Portable Recorder Updates
Zoom H5 & RØDE i-XY Portable Recorders.
RØDEGrip
$40 | rodemic.com
Phones have been on a steady diet since the Motorola Brick made every designer self-conscious over weight. It’s a good thing for your pocket, but our inability to get a good grip on these skinny beauties has spawned an entire industry of shopping centre phone screen fixers. This is where the Rodegrip shines. It’s an iPhone accessory for the butter fingers amongst us. The plastic handle lets you wield your phone like a pistol in use, and folds away completely to fit into your pocket. The Rodegrip comes in three flavours to match your iPhone 4, 5 or 5s, and 5c. Presumably, there’ll be iPhone 6 variants coming soon. You can also use it to mount your phone on a camera hotshoe, or sit the grip flat and use it as a mini table-top base for the mount. A great, well-designed little accessory that’s worth carrying around if you’re serious about your i-XY.
ZOOM H5
Zoom jumped straight from the H4n to the H6, going from four to six inputs and solving a lot of the H4n’s niggles in the process. Only now has the numerical gap between the two been filled, and the H5 transitions the new H6 tech into H4n form factor — really, it’s a worthwhile update to the H4n.
On the shortlist of useful features aped from the H6 are removable capsules — which are interchangeable with those from the H6; dials instead of click buttons for gain — this time with bars over them, which is one step up from the H6; a power switch that won’t fall off; level setting that trims to -∞; -20dB pads on inputs 1 and 2; and backup recordings of the X/Y mic recording that are 12dB lower to cater for random peaks.
The main H4n-specific feature that has been lost is rotatable capsules — fixed at 90 degrees — you have to upgrade to the H6 X/Y capsule to get the wider 120-degree option. You also don’t have Stamina Mode, which locked you into stereo 16-bit/44.1k to conserve battery juice. There’s no need now, as you can get 15 hours out of a pair of AAs at the same setting.
While the H5 doesn’t have the full-colour screen of the H6, and is more like the H4n display. It’s rearranged to indicate the state of each channel’s low cut filter, comp/limiter, MS decoding, 48V, and pads.
The new design of the H5 X/Y capsule also has suspension rings around the capsules to reduce handling noise. And with 52dB of gain, the ability to handle 140dB SPL, and pads or backup low level recordings on inputs, the H5 will go places the H4n never could.

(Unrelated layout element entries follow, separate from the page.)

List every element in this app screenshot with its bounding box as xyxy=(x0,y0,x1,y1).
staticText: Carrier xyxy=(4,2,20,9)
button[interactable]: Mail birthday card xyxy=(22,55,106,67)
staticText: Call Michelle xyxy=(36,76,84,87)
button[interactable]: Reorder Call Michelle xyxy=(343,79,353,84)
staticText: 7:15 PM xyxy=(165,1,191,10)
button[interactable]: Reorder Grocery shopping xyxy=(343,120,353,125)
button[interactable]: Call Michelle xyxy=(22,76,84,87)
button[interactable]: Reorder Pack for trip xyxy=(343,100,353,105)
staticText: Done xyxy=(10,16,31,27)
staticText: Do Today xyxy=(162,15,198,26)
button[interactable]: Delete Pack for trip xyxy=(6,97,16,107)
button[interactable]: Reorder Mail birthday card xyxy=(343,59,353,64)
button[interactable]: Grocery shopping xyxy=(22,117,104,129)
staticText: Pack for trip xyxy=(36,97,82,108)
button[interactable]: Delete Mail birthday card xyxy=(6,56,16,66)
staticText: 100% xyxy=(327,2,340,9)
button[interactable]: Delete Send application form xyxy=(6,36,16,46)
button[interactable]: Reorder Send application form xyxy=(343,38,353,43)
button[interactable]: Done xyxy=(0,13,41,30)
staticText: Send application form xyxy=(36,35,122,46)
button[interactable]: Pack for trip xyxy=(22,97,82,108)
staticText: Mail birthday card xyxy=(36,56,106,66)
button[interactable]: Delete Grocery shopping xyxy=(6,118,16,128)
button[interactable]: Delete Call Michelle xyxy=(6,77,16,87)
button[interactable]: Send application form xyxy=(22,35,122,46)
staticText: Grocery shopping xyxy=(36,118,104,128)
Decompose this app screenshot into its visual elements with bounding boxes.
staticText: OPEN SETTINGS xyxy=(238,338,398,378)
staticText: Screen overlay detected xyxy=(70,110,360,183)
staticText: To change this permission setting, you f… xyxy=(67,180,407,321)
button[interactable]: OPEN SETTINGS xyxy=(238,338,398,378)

Price: $499 (expect to pay $379)
Dynamic Music: (02) 9939 1299 or [email protected]
RØDE i-XY-L
$199 | ixymic.com
Apple can sure bite back sometimes. As soon as Rode released the first i-XY, Apple did the dirty and changed its iOS device connector from the longstanding 30-pin style to the slimline Lightning adaptor. The unannounced transition hurt a lot of accessory manufacturers who lost a million potential customers overnight as iPhone 5 coveting set in. Rode always intimated it would bring out an updated i-XY, it was just a matter of how long it would take to design a sufficient support system to fit multiple phone thicknesses, and without the weight of the stereo condenser pair shearing off the slimline connector. Luckily, Rode waited long enough for the arrival of the 5c, packaging a set of shims with the new i-XY to compensate for its thinner body. It would seem easy enough for Rode to also do the same for the 6 when it’s available.
The old i-XY hasn’t gone anywhere, the i-XY-L just updates the line to cover iPhone models above the 4. It still syncs up perfectly with the Rode REC app, still has great sounding ½-inch stereo X-Y capsules with a 24-bit/96k-capable onboard AD converter to usurp the iPhone’s. The main changes are cosmetic, with a new support system that ensconces the end of the phone and slides over the home button, covering it with a button extender of its own. It also allows you to access the headphone jack on newer phones, now on the phone’s base.
My favourite bit about the new i-XY, which seems trivial, is Rode enlarged the carry case just enough to fit the i-XY in with its foam windsock. With the old one, you had to carry them separate or toss up whether to chuck the foamy in your bag. The new i-XY is everything you’d expect from an update to Rode’s successful i-XY. Still the perfect audio accessory for your iPhone if you’re serious about having a great capture device on you at any time.